Suara.com - Industri petrokimia mendapat tekanan besar akibat maraknya produk impor. Akibatnya, industri lokal berjuang keras untuk tetap kompetitif.
Produk impor yang lebih murah menyebabkan harga produk lokal menjadi tidak bersaing.
"Di Asia Tenggara, salah satu pabrik petrokimia dari Thailand tutup akibat kalah saing dari produk impor China. Kenapa dia tutup? Karena kalah bersaing dengan China, Keperpihakan pemerintah ke kita itu sangat-sangat kita harapkan. Kita kalau nggak ya dilibas oleh Cina dan mereka kelebihan produksi ya," ujar Ketua Komisi Tetap Industri Kimia, Farmasi, dan Tekstil (IKFT) Kamar Dagang dan Industri (Kadin) Indonesia Hari Supriyadi, Rabu (11/12/2024).
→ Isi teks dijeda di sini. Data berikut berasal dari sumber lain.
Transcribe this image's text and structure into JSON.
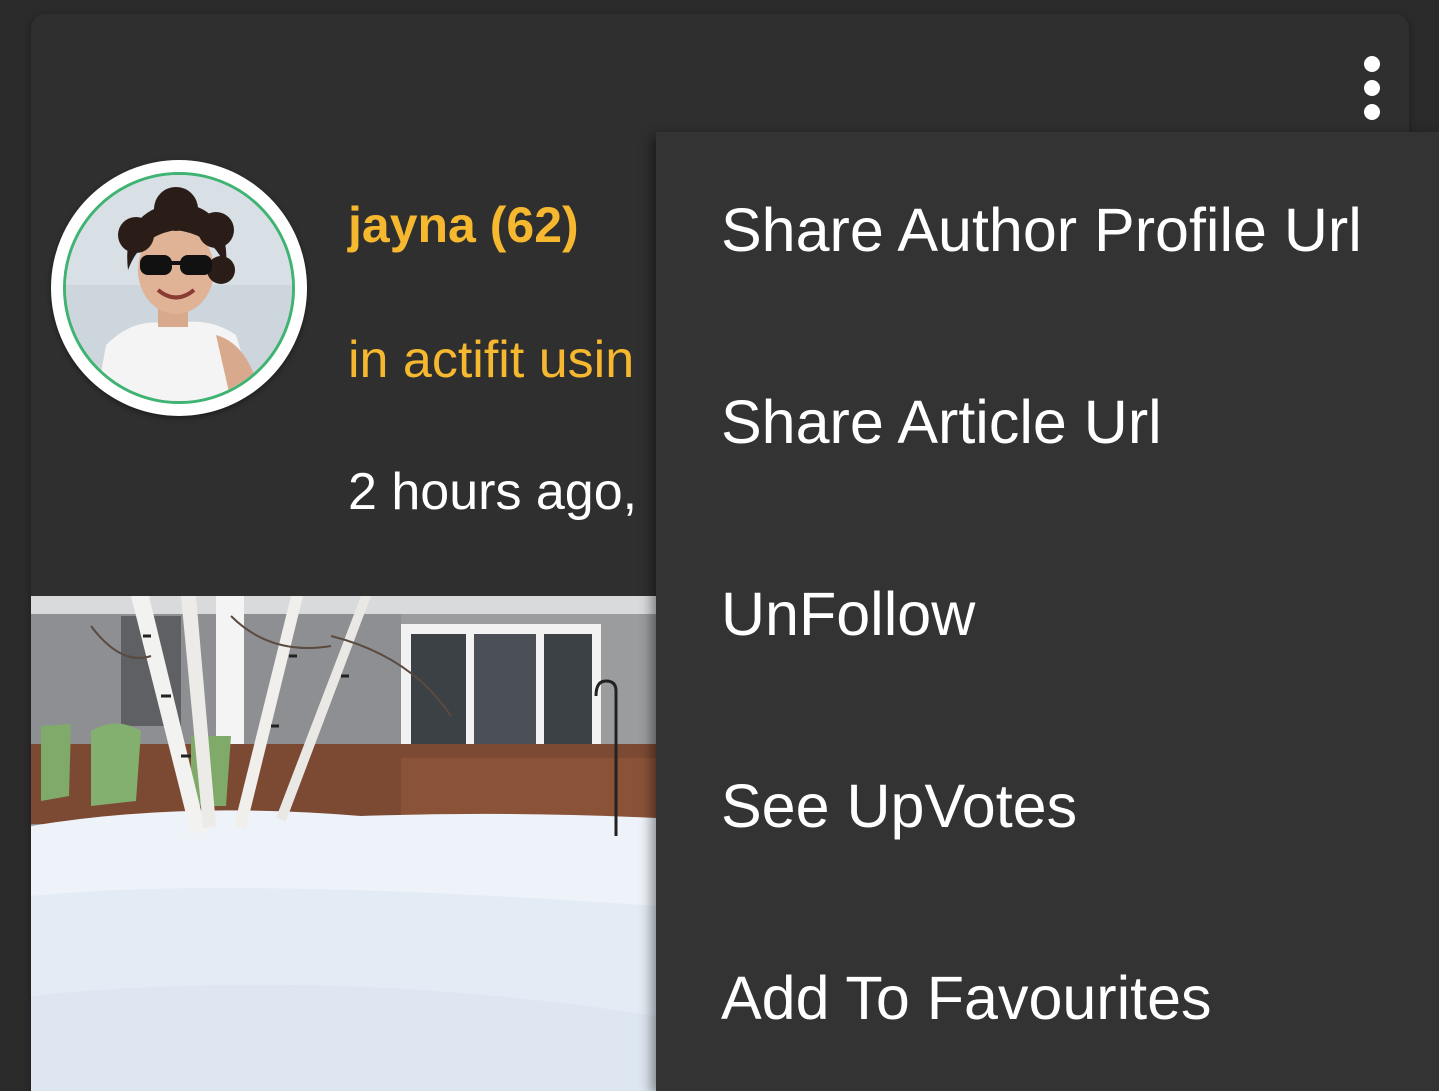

Contoh lainnya ialah Industri petrokimia Korea Selatan tengah menghadapi tekanan besar akibat kelebihan produksi plastik serbaguna di Tiongkok, sehingga hal ini menggangu pasar domestik.
Baca Juga: Produk Plastik Impor Banjiri Pasar RI, Pengusaha Minta Jokowi Turun Tangan
Dampaknya, Lotte Chemical mulai mengurangi produksi dan mempersiapkan pembongkaran serta penjualan fasilitas pabrik. Sementara itu, LG Chem Ltd. menghentikan operasional pabrik stirena monomer, dan Hanwha Solutions Corp. menerbitkan obligasi untuk memperkuat keuangan.
Sementara di dalam negeri, menurut Asosiasi Industri Olefin, Aromatik dan Plastik Indonesia (Inaplas), diperkirakan industri petrokimia menghadapi penurunan tingkat utilisasi pabrik hingga 50 persen.
Potensi investasi senilai Rp437 triliun di sektor petrokimia juga terancam mandek akibat kekacauan pasar domestik, menambah tantangan bagi pemulihan ekonomi nasional.
Selain penetrasi barang impor, industri hulu petrokimia pun masih gamang merealisasikan investasi lantaran ketidakpastian kebijakan. Terdapat kebijakan yang diharapkan mampu menopang kinerja, antara lain insentif harga gas bumi hingga kepastian insentif fiskal berupa tax holiday yang belakangan belum disahkan secara resmi.
Sementara itu, Direktur Industri Kimia Hulu Kemenperin Wiwik Pudjiastuti menyampaikan, pemerintah terus mengupayakan strategi agar situasi industri petrokimia bisa lebih kondusif. Untuk memantau produk impor, misalnya, pemerintah tengah mematangkan instrumen neraca komoditas.
Baca Juga: Ramai Seruan Boikot Produk Israel, RI Ternyata Masih Doyan Impor dari Negara Yahudi
"Kalau dengan neraca komoditas kita bisa melihat pasti selalu by data supply dan demand, kalau supply-nya rendah, demand-nya lebih rendah berarti masih ada potensi untuk impor," beber Wiwik.
Sistem tersebut diperlukan lantaran produk petrokimia dan turunannya masih didominasi produk impor. Padahal, industri petrokimia dalam negeri tengah berjuang memperkuat rantai pasok produksi.
Dalam catatan Kemenperin, produk petrokimia nasional meliputi olefin memiliki kapasitas produksi mencapai 9,72 juta ton, sementara produk aromatik 4,61 juta ton, dan produk C1 metanol dan turunannya sebesar 980.000 ton.
"Untuk penguatan struktur industri, yang perlu memang untuk penguatan salah satunya adalah melakukan integrasi industri hulu dan hilir," pungkas dia.